The crazy thing, is that since he asked for the separation, he has been acting VERY differently. He made the bed, he went grocery shopping for himself (he won’t eat anything I cook or sit down for meals with us), he is listening to music while working, he bought new bath products with a different fragrance. I don’t know what to make of all this. He won’t talk to me except to coordinate about our child, he doesn’t say goodnight. Its like we are living as roommates with our child as the only connection. Where was all this independence and self-care while we were getting along?

In the meantime, I have no idea if he still wants to separate. I can’t sign a lease or make an offer on a house without a separation agreement and he has made that discussion off limits. I have little furniture, no place to go long-term. I don’t know how long this will last and when it will be ‘ok’ to talk about the separation (when he is asked to an interview, after the interview, once he is offered/denied the job?). I am basically in this eternal holding pattern that seems hopelessly unfair. I have resisted bringing it up because I read somewhere that giving the person who asked for the separation what they want is important, but now it is beginning to feel like a power-play on his part.


----------



## waitwhat (Jun 12, 2011)

No, as a matter of fact, you don't have to wait for his directions or let him dictate how your living situation is going to play out. Read that again. Read it until it starts to sink in.

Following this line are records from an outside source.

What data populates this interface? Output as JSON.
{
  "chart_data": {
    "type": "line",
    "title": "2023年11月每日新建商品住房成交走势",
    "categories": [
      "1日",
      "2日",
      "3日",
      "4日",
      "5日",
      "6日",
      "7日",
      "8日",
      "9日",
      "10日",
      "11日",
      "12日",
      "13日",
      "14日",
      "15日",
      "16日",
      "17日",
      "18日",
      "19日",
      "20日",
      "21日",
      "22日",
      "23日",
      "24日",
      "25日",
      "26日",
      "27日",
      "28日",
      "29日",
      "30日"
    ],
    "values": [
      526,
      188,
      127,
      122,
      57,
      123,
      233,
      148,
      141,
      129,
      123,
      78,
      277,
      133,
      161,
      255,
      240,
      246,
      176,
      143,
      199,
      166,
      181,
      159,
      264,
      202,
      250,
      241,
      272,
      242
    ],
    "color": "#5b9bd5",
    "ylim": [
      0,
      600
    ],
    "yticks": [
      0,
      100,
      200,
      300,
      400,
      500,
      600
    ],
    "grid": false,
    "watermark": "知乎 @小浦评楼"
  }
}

You can leave any time you want and you don't need much, actually. I left our home and moved into an apartment and took hardly anything. I took no furniture except our bed headboard, my bedside table and my dresser. Maybe you can find an apartment with a short lease or a month to month lease, just in case you reconcile.

If he experiences financial insecurity or uncertainty as a result of you moving out, so be it; that is something he should have taken into consideration before separating himself from you.

Get indignant, then take control. You are a human being. You have value. You are a woman of dignity and worth. Don't allow others to treat you otherwise.


----------